About 25,000 years ago, humans began painting a curious creature on the walls of European caves. Among the rhinos, wild cattle, and other animals, they sketched a white horse with black spots - an early Appaloosa!
Wired.com has reported that Scientists didn’t think spotted horses existed before humans domesticated the species about 5,000 years ago. Now, a new study of prehistoric horse DNA concludes that spotted horses did indeed roam ancient Europe, suggesting that early artists may have been reproducing what they saw rather than creating imaginary creatures.
A new paper published online today in the Proceedings of the National Academy of Sciences, reports finding that spotted horses did indeed exist around the time that cave artists were doing their best work.
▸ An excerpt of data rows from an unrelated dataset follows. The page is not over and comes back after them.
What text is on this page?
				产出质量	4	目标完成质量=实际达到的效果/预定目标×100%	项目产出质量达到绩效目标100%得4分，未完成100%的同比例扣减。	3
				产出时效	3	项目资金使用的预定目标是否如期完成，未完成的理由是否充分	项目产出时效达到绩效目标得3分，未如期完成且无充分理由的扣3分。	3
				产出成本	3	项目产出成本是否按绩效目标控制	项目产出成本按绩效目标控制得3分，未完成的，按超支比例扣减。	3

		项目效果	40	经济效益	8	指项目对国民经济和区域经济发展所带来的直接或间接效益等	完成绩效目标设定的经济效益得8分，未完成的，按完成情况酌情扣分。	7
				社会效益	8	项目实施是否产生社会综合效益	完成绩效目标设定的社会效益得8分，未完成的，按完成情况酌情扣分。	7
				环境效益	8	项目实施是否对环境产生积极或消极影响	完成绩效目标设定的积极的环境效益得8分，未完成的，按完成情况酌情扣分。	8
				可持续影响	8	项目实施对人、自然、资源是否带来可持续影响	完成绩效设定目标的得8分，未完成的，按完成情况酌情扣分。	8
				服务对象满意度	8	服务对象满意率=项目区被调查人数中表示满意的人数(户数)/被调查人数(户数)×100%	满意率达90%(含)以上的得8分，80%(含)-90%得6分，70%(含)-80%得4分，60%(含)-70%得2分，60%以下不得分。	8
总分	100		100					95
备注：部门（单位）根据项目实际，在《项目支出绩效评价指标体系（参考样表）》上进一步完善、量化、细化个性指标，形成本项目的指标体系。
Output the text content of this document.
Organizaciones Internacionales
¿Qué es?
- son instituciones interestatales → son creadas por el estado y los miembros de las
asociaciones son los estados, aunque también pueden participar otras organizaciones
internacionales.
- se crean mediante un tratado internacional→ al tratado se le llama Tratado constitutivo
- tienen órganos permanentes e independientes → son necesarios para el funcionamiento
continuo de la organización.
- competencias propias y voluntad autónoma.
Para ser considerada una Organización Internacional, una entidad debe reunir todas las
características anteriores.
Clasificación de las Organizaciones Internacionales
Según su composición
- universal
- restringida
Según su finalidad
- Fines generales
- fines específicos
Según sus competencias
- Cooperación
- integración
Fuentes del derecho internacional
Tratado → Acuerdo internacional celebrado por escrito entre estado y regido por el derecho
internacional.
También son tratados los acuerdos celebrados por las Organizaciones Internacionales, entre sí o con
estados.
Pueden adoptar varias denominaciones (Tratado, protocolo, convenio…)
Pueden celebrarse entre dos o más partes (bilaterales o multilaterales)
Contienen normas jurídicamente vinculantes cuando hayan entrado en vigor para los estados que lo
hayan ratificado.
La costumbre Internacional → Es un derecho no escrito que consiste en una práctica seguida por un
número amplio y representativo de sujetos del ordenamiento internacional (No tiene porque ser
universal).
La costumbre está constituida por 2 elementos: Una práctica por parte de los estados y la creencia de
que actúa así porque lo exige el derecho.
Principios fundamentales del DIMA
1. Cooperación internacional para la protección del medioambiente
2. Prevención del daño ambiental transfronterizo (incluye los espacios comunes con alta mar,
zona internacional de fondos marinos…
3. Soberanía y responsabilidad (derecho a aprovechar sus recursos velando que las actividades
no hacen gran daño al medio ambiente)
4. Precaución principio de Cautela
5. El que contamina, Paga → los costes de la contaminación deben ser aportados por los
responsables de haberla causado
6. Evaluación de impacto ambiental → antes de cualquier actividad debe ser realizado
The researchers, led by geneticists Arne Ludwig of the Leibniz Institute for Zoo and Wildlife Research in Berlin and Michael Hofreiter of the University of York in the United Kingdom, analyzed DNA from an older sample of 31 prehistoric horses from Siberia as well as Eastern and Western Europe, ranging from about 20,000 to 2,200 years ago. They found that 18 of the horses were bay, seven were black, but six had a genetic variant — called LP — that corresponds to leopard-like spotting in modern horses. Moreover, out of 10 Western European horses estimated to be about 14,000 years old, four had the LP genetic marker, suggesting that spotted horses were not uncommon during the heyday of cave painting.